A search engine from the creator (Jimmy Wales) of online encyclopedia Wikipedia will be made available to the public next week.

wikiasearch After just a few weeks of invitation-only testing, Wikia Search/Search Wikia (Not quite sure about the actual name as the logo shows one name but text shows something else) will debut on Monday, 7 January.

Co-founder Jimmy Wales said the open source search engine would be released for public viewing in “alpha” so users can complain about flaws and developers can work out the bugs. Last February, Wales announced plans for an open source search engine to offer what major search engine does not provide transparency. He said during a talk at New York University that the new search engine could take the mystery out of how information on the Web is scanned, retrieved, and ranked.

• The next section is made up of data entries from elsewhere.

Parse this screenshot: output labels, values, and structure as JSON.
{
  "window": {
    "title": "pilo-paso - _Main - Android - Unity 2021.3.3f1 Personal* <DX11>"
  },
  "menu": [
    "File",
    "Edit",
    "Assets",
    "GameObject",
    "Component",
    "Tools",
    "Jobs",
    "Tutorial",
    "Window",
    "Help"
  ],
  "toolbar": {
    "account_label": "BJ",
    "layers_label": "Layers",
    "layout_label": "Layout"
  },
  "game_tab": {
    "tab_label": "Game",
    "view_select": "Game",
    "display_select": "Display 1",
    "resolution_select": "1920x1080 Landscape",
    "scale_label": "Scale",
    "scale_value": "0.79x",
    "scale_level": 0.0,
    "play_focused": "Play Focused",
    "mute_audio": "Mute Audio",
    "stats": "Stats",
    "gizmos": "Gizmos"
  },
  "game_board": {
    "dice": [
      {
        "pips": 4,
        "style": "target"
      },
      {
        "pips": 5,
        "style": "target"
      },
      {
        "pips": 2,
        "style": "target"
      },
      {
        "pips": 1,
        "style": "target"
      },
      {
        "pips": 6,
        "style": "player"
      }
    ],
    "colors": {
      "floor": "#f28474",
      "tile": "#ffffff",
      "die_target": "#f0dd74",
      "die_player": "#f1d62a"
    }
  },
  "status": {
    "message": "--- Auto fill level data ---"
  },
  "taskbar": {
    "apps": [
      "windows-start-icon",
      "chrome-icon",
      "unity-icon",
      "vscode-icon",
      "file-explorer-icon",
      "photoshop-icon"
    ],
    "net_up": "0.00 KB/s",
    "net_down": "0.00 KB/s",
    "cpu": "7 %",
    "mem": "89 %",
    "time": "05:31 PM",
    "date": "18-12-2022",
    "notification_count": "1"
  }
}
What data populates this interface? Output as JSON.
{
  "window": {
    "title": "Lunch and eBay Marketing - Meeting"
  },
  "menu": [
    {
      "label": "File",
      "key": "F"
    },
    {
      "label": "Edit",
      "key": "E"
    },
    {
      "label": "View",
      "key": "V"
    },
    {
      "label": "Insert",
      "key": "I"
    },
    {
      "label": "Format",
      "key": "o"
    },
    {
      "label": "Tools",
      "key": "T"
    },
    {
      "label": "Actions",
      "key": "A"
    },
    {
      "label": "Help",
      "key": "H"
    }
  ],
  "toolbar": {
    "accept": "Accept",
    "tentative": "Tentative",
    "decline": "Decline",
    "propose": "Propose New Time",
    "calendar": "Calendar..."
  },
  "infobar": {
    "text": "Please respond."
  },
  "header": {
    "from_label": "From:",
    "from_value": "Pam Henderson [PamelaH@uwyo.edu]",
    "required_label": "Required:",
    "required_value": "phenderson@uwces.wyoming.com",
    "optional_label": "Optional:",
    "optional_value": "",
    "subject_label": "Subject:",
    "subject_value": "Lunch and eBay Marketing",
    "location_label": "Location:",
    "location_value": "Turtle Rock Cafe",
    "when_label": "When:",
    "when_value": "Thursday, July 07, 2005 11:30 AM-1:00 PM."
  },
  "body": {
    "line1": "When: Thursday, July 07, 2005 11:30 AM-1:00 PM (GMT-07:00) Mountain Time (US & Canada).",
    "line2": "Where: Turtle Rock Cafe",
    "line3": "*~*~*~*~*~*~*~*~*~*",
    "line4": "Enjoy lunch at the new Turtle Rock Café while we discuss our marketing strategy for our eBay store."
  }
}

The goal with Wikia is to let volunteers improve search technology collectively; the way Wikipedia lets anyone add or change entries. This means anyone will be allowed to contribute to how pages are ranked and to edit search results. Contributors began with Lucene and Nutch (two open source and Java search engines based on the Apache Jakarta Project), then copied, modified, and redistributed the code. Though there is a traditional ad revenue model announced, but it’s unclear how the search engine would protect privacy.

In the meantime, Wikipedia faces its own challenge from Google. The search engine giant has announced a project called knol, which will differ from Wikipedia by identifying who wrote each article and giving authors a chance to share in Google’s advertising revenue.

So it’s just a matter of time to see who takes on whom, note: Wikipedia still runs google ads.